The Florida Legislature's chief economist warned lawmakers Tuesday to brace for a recession in the next few years.
"We're in the middle of a very fluid, very volatile time," Amy Baker told the House budget committee. "We need to be aware that there will be a recession again."
Baker, director of the state's Office of Economic and Demographic Research, said there has been a "definite slowing of growth" globally that mostly had "nothing" to do with Florida.
Instead, the slowing is in part from "fading stimulus from the tax cuts and the spending increases that were done in Congress," along with "some accumulating impact" from tariffs, Baker said.
Her warning of a looming recession is in line with national predictions.
Moody's Analytics, which state economists rely on, is predicting between a 12 percent and 43 percent chance of a recession happening within the next 12 months.
And Baker also cited a New York Times survey of business executives that showed nearly half expected a recession by the end of 2019.
And history is on Baker's side, as well. As she noted, the current economic expansion will turn 10 years old in June — "the longest time since the previous recession in recorded history."
But it wasn't all bad news Tuesday. Revenue collections ran above monthly estimates by $365.2 million since the last estimating conference, in August. That was the largest combined increase since April 2006, at the peak of the housing boom and about a year before the economy crashed.

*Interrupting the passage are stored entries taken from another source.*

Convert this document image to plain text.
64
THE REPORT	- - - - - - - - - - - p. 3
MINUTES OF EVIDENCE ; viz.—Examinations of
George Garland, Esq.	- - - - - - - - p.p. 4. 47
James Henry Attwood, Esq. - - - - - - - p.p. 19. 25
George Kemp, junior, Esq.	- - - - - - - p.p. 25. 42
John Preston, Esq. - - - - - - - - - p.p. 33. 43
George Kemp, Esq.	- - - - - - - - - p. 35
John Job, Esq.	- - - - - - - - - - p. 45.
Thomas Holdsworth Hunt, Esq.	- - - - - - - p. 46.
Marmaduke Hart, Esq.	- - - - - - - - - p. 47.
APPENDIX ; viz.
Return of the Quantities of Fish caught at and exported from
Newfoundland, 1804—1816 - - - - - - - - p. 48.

Florida's economy has recovered since, Baker said. While construction has not grown to pre-recession levels, the high growth in tourism has more than made up for it.
Baker said that while her office is projecting an additional $840 million in general revenue money over the next two years, she warned that lawmakers should be cautious about spending it. The projections don't include the impacts of a potential recession, since nobody knows when, or if, it will happen.
Appropriations Committee Chair Travis Cummings, R-Fleming Island, said afterward that the state's revenue projections were obviously good.
However, "I don't think we need to jump for joy, either, in terms of where the economic climate is," he said.